Recycling an old (ca. 1998) sci.math post:
": Anyone know an example of two topological spaces X and Y : with continuous bijections f:X-->Y and g:Y-->X such that : f and g are not homeomorphisms?
Let X = Y = Z x {0,1} as sets, where Z is the set of integers. We declare that the following subsets of X are open for each n>0. {(-n,0)} {(-n,1)} {(0,0)} {(0,0),(0,1)} {(n,0),(n,1)} This is a basis for a topology on X.

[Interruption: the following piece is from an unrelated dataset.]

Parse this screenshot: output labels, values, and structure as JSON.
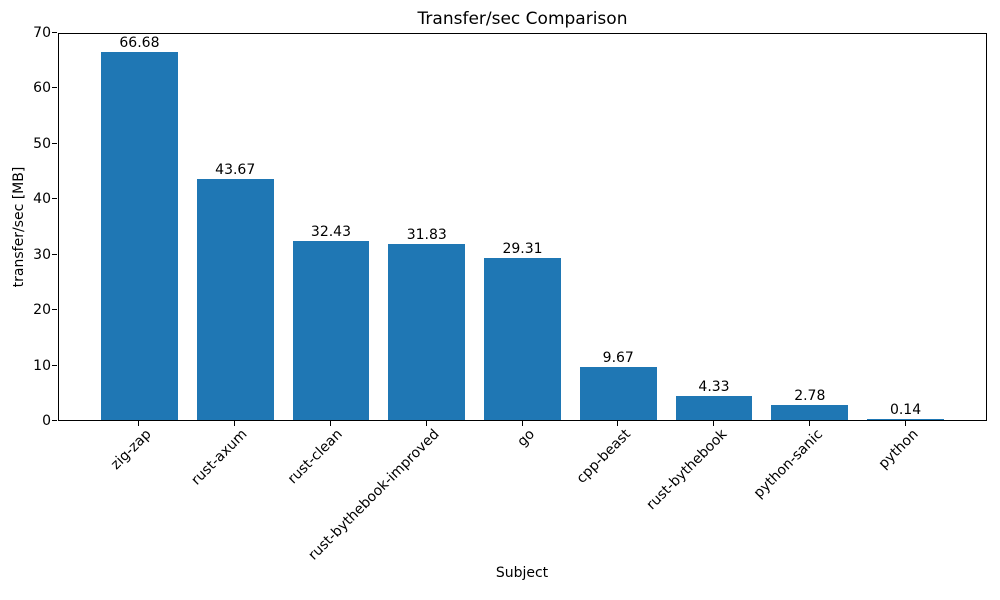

We declare that the following subsets of Y are open for each n>0. {(-n,0)} {(-n,1)} {(0,0),(0,1)} {(n,0),(n,1)} This is a basis for a toplogy on Y.
Define f:X-->Y and g:Y-->X by f((n,i))=(n,i) and g((n,i))=(n+1,i). Then f and g are continuous bijections, but X and Y are not homeomorphic.
This example is due to G. Paseman.
David Radcliffe "
More generally, take a space X with three successively finer topologies T, T' and T''. Form two spaces which have underlying set ZxX, and "form the infinite sequences" .... T T T T' T'' T'' T'' .... and ... T T T T T'' T'' T'' T'' .... The continuous maps will take a finer topology in one sequence to a rougher topology in the other. You can make them bijective, and show that they are obviously non-homeomorphic for a judicious choice of X, T, T', and T''.
Gerhard "Ask Me About System Design" Paseman, 2010.07.05